Director Brian Knappenberger, who was behind "We Are Legion: The Story of the Hacktivists" about the hacktivist group Anonymous, takes a look at how the failings made by those in charge of implementing internet laws in the US led to the death of Swartz.

A key point worth noting is that the film skirts the topic of depression and suicide, but it does make a strong point about how big companies deal with copyright violations against individuals, as well as the importance of free thought and social justice amid innovation.

An internet pioneer

Swartz, 26, was well known for helping to develop the web feed format RSS and for co-founding popular social bookmarking website Reddit.

He was also extremely active in campaigning for freedom of information on the internet and helped to prevent the Stop Online Piracy Act (SOPA) from being passed by Congress, which would have made it easier for the US government to shut down websites accused of violating copyright.

In 2011, Swartz was charged with wire fraud and 11 violations of the Computer Fraud and Abuse Act for downloading almost four million academic journals from digital storage library JSTOR and uploading them for the public to download for free.

After refusing a plea bargain and having his counter-offer rejected by federal prosecutors, Swartz hanged himself in his New York apartment.

Many internet activists consider his death a great loss, and a key reminder of the need to fight for a democratic and open source internet where a price isn't put on information.

Crowd-funded film

Knappenberger began working on his documentary last year and launched a Kickstarter campaign to help fund it at the end of April, which raised $93,724 (£55,086) from the original $75,000 goal.

"In January, I happened to be at a conference surrounded by friends of Aaron Swartz, when news broke about his passing. The response was overwhelming. I started recording people's reactions, the considerable depth of emotion," said Knappenberger in the Kickstarter video.

"What we're creating is not meant to be a memorial of Aaron, but a larger investigative approach that goes beyond his story.
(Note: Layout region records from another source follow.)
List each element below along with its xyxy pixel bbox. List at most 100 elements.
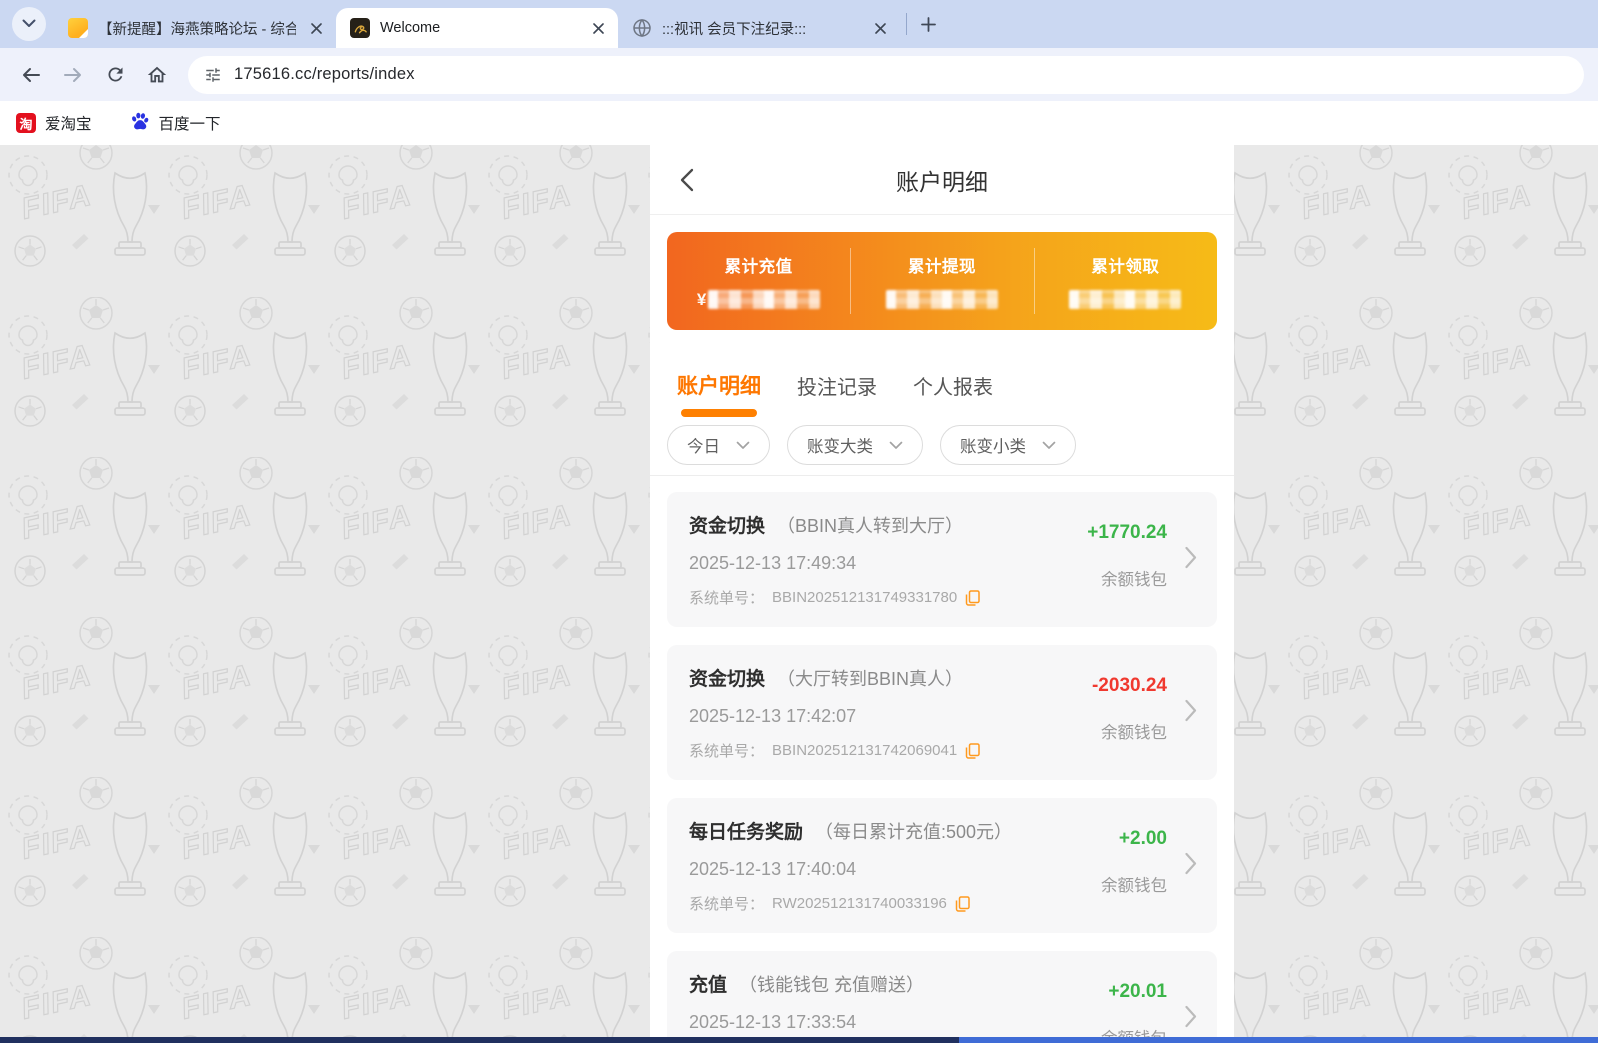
- masked-amount: [885, 290, 998, 309]
- close-tab-icon[interactable]: [870, 18, 890, 38]
- filter-date-dropdown[interactable]: 今日: [667, 425, 770, 465]
- summary-label: 累计充值: [724, 257, 793, 276]
- order-number: BBIN202512131742069041: [772, 742, 958, 759]
- order-label: 系统单号：: [689, 896, 765, 913]
- bookmark-taobao[interactable]: 淘 爱淘宝: [16, 112, 92, 134]
- record-amount: -2030.24: [1091, 675, 1167, 696]
- tab-title: 【新提醒】海燕策略论坛 - 综合: [98, 21, 296, 38]
- reload-button[interactable]: [98, 58, 132, 92]
- baidu-paw-icon: [130, 111, 150, 136]
- filter-label: 账变小类: [960, 438, 1026, 456]
- forward-button[interactable]: [56, 58, 90, 92]
- section-tabs: 账户明细 投注记录 个人报表: [650, 347, 1234, 417]
- bookmark-label: 百度一下: [158, 116, 221, 133]
- record-time: 2025-12-13 17:42:07: [689, 706, 857, 726]
- record-item[interactable]: 充值 （钱能钱包 充值赠送） 2025-12-13 17:33:54 系统单号：…: [667, 951, 1217, 1037]
- record-time: 2025-12-13 17:49:34: [689, 553, 857, 573]
- record-amount: +2.00: [1118, 828, 1167, 849]
- back-arrow-icon: [23, 67, 40, 82]
- chevron-right-icon[interactable]: [1185, 546, 1197, 573]
- chevron-left-icon: [680, 168, 694, 192]
- chevron-down-icon: [1042, 441, 1056, 449]
- chevron-right-icon[interactable]: [1185, 1005, 1197, 1032]
- web-content: FIFA: [0, 145, 1598, 1037]
- reload-icon: [107, 67, 122, 82]
- masked-amount: [1069, 290, 1182, 309]
- summary-total-deposit: 累计充值 ¥: [667, 232, 850, 330]
- record-amount: +1770.24: [1087, 522, 1167, 543]
- close-tab-icon[interactable]: [588, 18, 608, 38]
- close-tab-icon[interactable]: [306, 18, 326, 38]
- record-amount: +20.01: [1108, 981, 1167, 1002]
- tab-bet-records[interactable]: 投注记录: [797, 371, 877, 417]
- tab-forum[interactable]: 【新提醒】海燕策略论坛 - 综合: [54, 8, 336, 48]
- chevron-down-icon: [22, 15, 36, 33]
- order-number: BBIN202512131749331780: [772, 589, 958, 606]
- bookmark-label: 爱淘宝: [45, 116, 92, 133]
- browser-toolbar: 175616.cc/reports/index: [0, 48, 1598, 101]
- tab-betting-records[interactable]: :::视讯 会员下注纪录:::: [618, 8, 900, 48]
- filter-row: 今日 账变大类 账变小类: [650, 417, 1234, 475]
- record-type: 每日任务奖励: [689, 822, 804, 843]
- filter-major-category-dropdown[interactable]: 账变大类: [787, 425, 923, 465]
- home-icon: [147, 66, 167, 82]
- record-item[interactable]: 资金切换 （大厅转到BBIN真人） 2025-12-13 17:42:07 系统…: [667, 645, 1217, 780]
- tab-title: :::视讯 会员下注纪录:::: [662, 21, 807, 38]
- page-header: 账户明细: [650, 145, 1234, 215]
- filter-minor-category-dropdown[interactable]: 账变小类: [940, 425, 1076, 465]
- forward-arrow-icon: [64, 67, 81, 82]
- record-note: （每日累计充值:500元）: [815, 822, 1013, 842]
- record-note: （BBIN真人转到大厅）: [777, 516, 964, 536]
- chevron-right-icon[interactable]: [1185, 699, 1197, 726]
- summary-value-masked: [1069, 290, 1182, 310]
- new-tab-button[interactable]: [913, 9, 943, 39]
- chevron-down-icon: [889, 441, 903, 449]
- record-time: 2025-12-13 17:40:04: [689, 859, 857, 879]
- record-note: （大厅转到BBIN真人）: [777, 669, 964, 689]
- tab-search-button[interactable]: [12, 7, 46, 41]
- summary-card: 累计充值 ¥ 累计提现 累计领取: [667, 232, 1217, 330]
- record-type: 资金切换: [689, 516, 766, 537]
- yen-symbol: ¥: [696, 289, 707, 309]
- masked-amount: [708, 290, 821, 309]
- record-note: （钱能钱包 充值赠送）: [739, 975, 925, 995]
- tab-welcome[interactable]: Welcome: [336, 8, 618, 48]
- record-wallet: 余额钱包: [1101, 877, 1167, 895]
- taobao-icon: 淘: [16, 113, 36, 133]
- bookmark-baidu[interactable]: 百度一下: [130, 111, 221, 136]
- record-type: 资金切换: [689, 669, 766, 690]
- account-detail-panel: 账户明细 累计充值 ¥ 累计提现 累计领取 账户明细 投注记录 个人报表 今日 …: [650, 145, 1234, 1037]
- summary-value-masked: ¥: [696, 289, 821, 310]
- order-number: RW202512131740033196: [772, 895, 947, 912]
- filter-label: 账变大类: [807, 438, 873, 456]
- tab-title: Welcome: [380, 20, 441, 36]
- tab-divider: [906, 13, 907, 35]
- chevron-down-icon: [736, 441, 750, 449]
- record-wallet: 余额钱包: [1101, 724, 1167, 742]
- copy-icon[interactable]: [965, 589, 980, 606]
- bookmarks-bar: 淘 爱淘宝 百度一下: [0, 101, 1598, 145]
- summary-total-withdrawal: 累计提现: [850, 232, 1033, 330]
- back-button[interactable]: [14, 58, 48, 92]
- order-label: 系统单号：: [689, 590, 765, 607]
- plus-icon: [920, 16, 936, 32]
- summary-label: 累计领取: [1091, 257, 1160, 276]
- home-button[interactable]: [140, 58, 174, 92]
- copy-icon[interactable]: [965, 742, 980, 759]
- chevron-right-icon[interactable]: [1185, 852, 1197, 879]
- forum-favicon-icon: [68, 18, 88, 38]
- summary-total-claimed: 累计领取: [1033, 232, 1217, 330]
- record-item[interactable]: 资金切换 （BBIN真人转到大厅） 2025-12-13 17:49:34 系统…: [667, 492, 1217, 627]
- record-type: 充值: [689, 975, 728, 996]
- address-bar[interactable]: 175616.cc/reports/index: [188, 55, 1584, 94]
- url-text[interactable]: 175616.cc/reports/index: [234, 65, 415, 84]
- tab-personal-report[interactable]: 个人报表: [913, 371, 993, 417]
- globe-icon: [632, 18, 652, 38]
- site-settings-tune-icon[interactable]: [204, 66, 222, 84]
- page-back-button[interactable]: [676, 167, 702, 193]
- tab-account-detail[interactable]: 账户明细: [677, 370, 761, 417]
- record-time: 2025-12-13 17:33:54: [689, 1012, 857, 1032]
- taskbar-edge: [0, 1037, 1598, 1043]
- copy-icon[interactable]: [955, 895, 970, 912]
- record-item[interactable]: 每日任务奖励 （每日累计充值:500元） 2025-12-13 17:40:04…: [667, 798, 1217, 933]
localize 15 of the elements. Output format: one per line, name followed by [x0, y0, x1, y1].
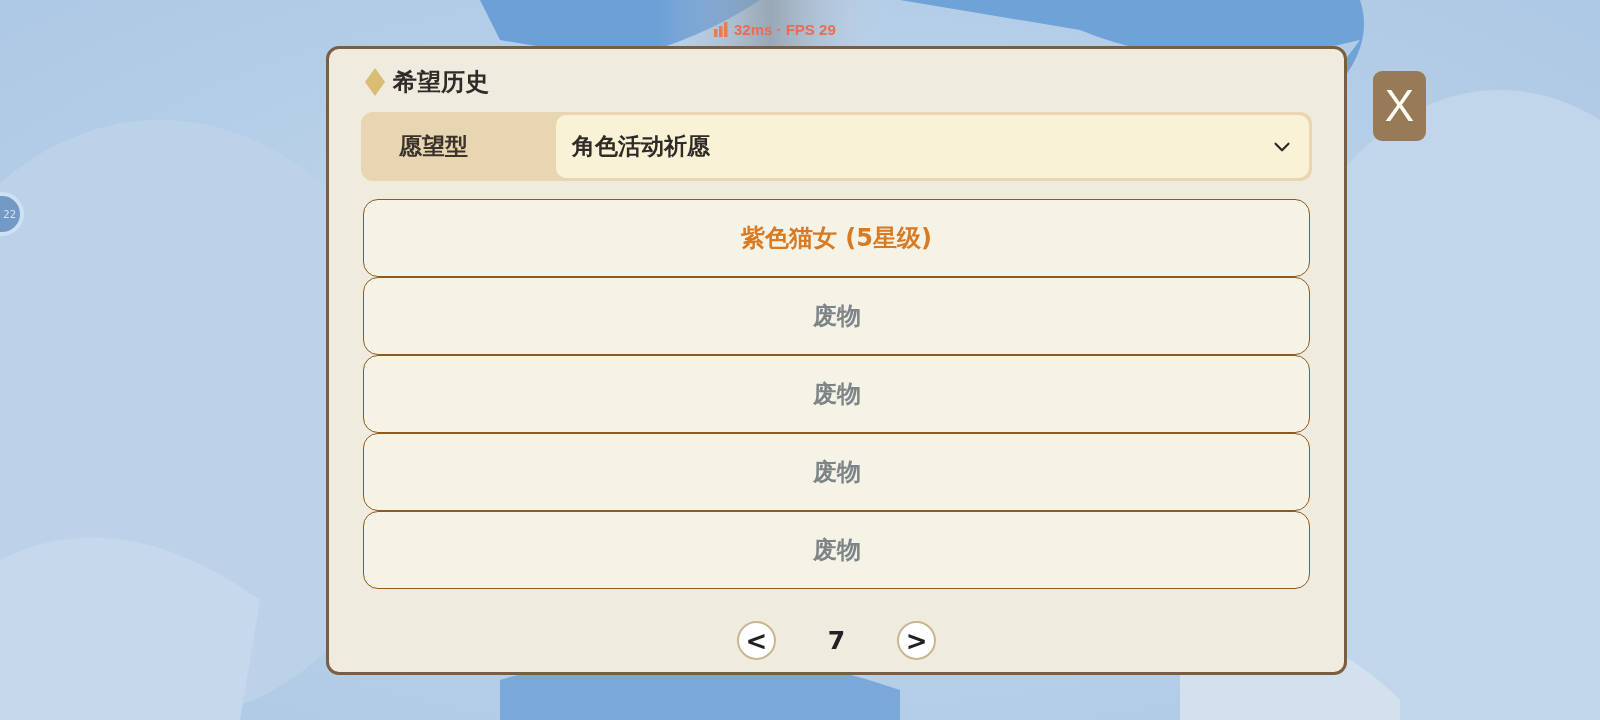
history-record: 废物 — [363, 433, 1310, 511]
previous-page-button[interactable]: < — [736, 621, 776, 660]
signal-icon — [714, 22, 728, 37]
close-button[interactable]: X — [1373, 71, 1426, 141]
history-record: 紫色猫女 (5星级) — [363, 199, 1310, 277]
page-number: 7 — [827, 626, 846, 655]
history-record: 废物 — [363, 511, 1310, 589]
diamond-icon — [365, 68, 385, 96]
next-page-button[interactable]: > — [897, 621, 937, 660]
history-record: 废物 — [363, 355, 1310, 433]
filter-label: 愿望型 — [398, 132, 469, 161]
wish-type-select[interactable]: 角色活动祈愿 — [556, 115, 1309, 178]
dialog-title: 希望历史 — [393, 67, 489, 98]
network-status-text: 32ms · FPS 29 — [734, 21, 836, 38]
history-record: 废物 — [363, 277, 1310, 355]
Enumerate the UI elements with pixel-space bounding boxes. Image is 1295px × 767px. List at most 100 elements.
In many ways, Aaron was a complex kid thrown onto a larger stage, but his small story played out against a much larger backdrop where privacy and access to information is changing dramatically."

Knappenberger said last year that he hoped to be able to have a limited movie theatre release for The Internet's Own Boy, in order to get Swartz's story in front of as many people as possible, and in that, he has been successful.

In addition to being part of the 2014 Sundance Festival's official selection, the film will be screened in 19 cinemas across the US and Canada.

Netizens in the US can also watch The Internet's Own Boy instantly online on demand, on Vimeo, iTunes, Amazon instant video, Google Play, Xbox Video and Sony Entertainment Network.

For people outside the US, Knappenberger will be releasing the film for free on a creative commons licence in the near future.

Internet users are also encouraged to sign a petition calling for better oversight into misconduct by federal attorneys.